Page:Emile Zola - La Terre.djvu/124

La bibliothèque libre.
Cette page a été validée par deux contributeurs.
124
LES ROUGON-MACQUART.

d’horreur qu’on ne raconte, depuis que vous venez ici… La semaine dernière, n’est-ce pas ? vous avez fait cadeau à l’une et à l’autre de foulards, qu’on leur a vus dimanche, à la messe… C’est trop sale, ils affirment que vous couchez avec les deux !

Du coup, tremblant, mais résolu, Jean se leva et dit :

— Écoutez, la mère, je vas répondre devant vous, ça ne m’embarrasse pas… Oui, je vas demander à Lise, si elle veut que je l’épouse… Vous entendez, Lise ? je vous demande, et si vous dites oui, vous me rendrez bien content.

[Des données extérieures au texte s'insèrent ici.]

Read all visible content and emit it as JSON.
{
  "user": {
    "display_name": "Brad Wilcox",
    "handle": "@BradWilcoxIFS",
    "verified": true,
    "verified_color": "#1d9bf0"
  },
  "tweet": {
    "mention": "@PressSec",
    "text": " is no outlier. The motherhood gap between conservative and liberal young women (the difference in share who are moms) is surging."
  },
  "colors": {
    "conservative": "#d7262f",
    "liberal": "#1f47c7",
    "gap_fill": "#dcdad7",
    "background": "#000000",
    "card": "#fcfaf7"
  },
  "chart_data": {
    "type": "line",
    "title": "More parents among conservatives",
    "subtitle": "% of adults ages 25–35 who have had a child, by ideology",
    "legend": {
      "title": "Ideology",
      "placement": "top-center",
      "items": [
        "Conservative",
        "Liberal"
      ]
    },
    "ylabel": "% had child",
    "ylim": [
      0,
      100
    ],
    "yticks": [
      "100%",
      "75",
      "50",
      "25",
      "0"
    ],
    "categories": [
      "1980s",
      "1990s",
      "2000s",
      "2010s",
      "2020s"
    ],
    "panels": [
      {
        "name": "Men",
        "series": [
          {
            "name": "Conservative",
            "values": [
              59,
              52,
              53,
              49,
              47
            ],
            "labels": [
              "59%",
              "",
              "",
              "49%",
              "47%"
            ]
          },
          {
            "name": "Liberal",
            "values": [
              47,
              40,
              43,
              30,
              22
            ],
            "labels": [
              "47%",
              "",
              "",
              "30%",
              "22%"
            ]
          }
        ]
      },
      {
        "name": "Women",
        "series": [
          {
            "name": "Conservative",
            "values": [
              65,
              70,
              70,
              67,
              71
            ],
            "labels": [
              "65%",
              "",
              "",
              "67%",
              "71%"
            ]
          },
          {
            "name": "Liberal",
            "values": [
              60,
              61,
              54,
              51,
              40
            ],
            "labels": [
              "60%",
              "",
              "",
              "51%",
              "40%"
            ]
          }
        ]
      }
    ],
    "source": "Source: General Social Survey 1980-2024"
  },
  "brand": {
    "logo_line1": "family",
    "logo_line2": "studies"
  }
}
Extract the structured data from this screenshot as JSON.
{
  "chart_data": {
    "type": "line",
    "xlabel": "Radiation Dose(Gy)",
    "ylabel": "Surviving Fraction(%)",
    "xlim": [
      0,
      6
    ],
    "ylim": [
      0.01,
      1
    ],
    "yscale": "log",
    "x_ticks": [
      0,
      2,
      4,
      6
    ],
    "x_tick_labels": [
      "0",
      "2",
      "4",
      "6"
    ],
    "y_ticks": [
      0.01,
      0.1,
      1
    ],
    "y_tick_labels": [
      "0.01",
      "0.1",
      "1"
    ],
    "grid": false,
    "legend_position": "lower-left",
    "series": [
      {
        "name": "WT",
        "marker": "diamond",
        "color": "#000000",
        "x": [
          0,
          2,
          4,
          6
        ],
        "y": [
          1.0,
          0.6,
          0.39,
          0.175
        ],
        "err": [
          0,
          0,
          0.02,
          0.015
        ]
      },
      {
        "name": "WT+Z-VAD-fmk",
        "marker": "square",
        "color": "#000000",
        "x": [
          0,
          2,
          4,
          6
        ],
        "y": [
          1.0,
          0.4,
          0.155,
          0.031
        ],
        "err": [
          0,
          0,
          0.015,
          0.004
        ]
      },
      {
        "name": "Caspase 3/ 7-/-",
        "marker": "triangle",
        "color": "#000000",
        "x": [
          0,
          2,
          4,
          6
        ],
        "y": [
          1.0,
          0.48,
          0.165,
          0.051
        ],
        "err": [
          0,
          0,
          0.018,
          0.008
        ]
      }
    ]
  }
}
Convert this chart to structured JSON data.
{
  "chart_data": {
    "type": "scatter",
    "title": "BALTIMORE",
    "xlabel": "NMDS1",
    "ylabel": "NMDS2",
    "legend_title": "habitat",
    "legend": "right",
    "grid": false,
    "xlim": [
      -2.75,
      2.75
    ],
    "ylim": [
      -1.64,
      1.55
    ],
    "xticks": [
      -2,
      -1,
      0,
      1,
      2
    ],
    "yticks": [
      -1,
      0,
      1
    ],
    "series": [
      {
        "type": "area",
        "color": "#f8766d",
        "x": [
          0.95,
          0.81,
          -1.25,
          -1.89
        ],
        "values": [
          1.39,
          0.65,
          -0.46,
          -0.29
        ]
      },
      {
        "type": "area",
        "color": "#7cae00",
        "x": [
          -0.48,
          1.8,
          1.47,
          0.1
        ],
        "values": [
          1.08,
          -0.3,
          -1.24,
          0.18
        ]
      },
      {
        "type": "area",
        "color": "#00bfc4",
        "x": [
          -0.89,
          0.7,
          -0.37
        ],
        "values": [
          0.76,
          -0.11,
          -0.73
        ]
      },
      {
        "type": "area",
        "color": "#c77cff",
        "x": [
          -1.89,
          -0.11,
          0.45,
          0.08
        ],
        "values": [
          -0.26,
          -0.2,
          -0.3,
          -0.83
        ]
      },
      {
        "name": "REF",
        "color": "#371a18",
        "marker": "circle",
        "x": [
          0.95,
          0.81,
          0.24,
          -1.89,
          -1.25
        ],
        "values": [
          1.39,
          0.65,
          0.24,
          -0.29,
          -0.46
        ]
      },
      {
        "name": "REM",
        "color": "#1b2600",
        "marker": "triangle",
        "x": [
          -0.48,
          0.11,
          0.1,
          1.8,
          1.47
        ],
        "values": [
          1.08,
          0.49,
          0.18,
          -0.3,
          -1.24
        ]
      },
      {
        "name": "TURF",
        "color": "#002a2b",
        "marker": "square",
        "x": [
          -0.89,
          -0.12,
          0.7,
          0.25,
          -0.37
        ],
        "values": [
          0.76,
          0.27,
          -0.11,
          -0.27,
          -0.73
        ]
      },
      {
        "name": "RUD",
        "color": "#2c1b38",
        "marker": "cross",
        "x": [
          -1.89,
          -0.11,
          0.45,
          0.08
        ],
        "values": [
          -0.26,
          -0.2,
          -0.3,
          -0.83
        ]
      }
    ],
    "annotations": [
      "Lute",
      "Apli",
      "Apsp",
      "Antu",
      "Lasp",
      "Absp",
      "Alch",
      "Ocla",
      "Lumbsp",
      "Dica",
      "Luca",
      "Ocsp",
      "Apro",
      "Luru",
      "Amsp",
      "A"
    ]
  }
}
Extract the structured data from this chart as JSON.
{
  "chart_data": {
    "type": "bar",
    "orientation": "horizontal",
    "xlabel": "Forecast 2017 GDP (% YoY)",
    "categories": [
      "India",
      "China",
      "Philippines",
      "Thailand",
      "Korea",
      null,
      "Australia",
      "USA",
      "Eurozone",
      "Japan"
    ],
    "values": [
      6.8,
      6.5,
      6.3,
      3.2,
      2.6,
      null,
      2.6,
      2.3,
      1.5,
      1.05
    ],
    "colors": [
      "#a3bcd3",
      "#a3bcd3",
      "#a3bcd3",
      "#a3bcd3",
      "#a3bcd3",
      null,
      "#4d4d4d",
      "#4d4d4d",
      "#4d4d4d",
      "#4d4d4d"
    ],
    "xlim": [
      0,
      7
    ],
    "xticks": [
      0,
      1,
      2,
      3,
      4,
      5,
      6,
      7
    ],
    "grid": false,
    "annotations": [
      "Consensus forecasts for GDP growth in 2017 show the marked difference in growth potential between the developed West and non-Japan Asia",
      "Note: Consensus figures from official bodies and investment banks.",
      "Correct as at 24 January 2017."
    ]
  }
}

Justement, elle vidait son pot dans le cuvier. Mais elle ne se pressa pas, acheva d’arroser soigneusement le linge ; puis, les bras nus et moites de vapeur, devenue grave, elle le regarda en face.

— Alors, c’est sérieux ?

— Très sérieux.

Elle n’en paraissait point surprise. C’était une chose naturelle. Seulement, elle ne disait ni oui ni non, elle avait sûrement une idée qui la gênait.

— Faudrait pas dire non, à cause de la Cognette, reprit-il, parce que la Cognette…

Elle l’interrompit d’un geste, elle savait bien que ça ne tirait pas à conséquence, la gaudriole à la ferme.

— Il y a encore que je n’ai absolument que ma peau à vous apporter, tandis que vous possédez cette maison et de la terre.

De nouveau, elle fit un geste pour dire que, dans sa position, avec un enfant, elle pensait comme lui que les choses se compensaient.

— Non, non, ce n’est pas tout ça, déclara-t-elle enfin. Seulement, c’est Buteau…

— Puisqu’il ne veut pas.

— Bien sûr, et l’amitié n’y est plus, car il s’est trop mal conduit… Mais, tout de même, il faut consulter Buteau.

Jean réfléchit une grande minute. Puis, sagement :

— Comme vous voudrez… Ça se doit, par rapport à l’enfant.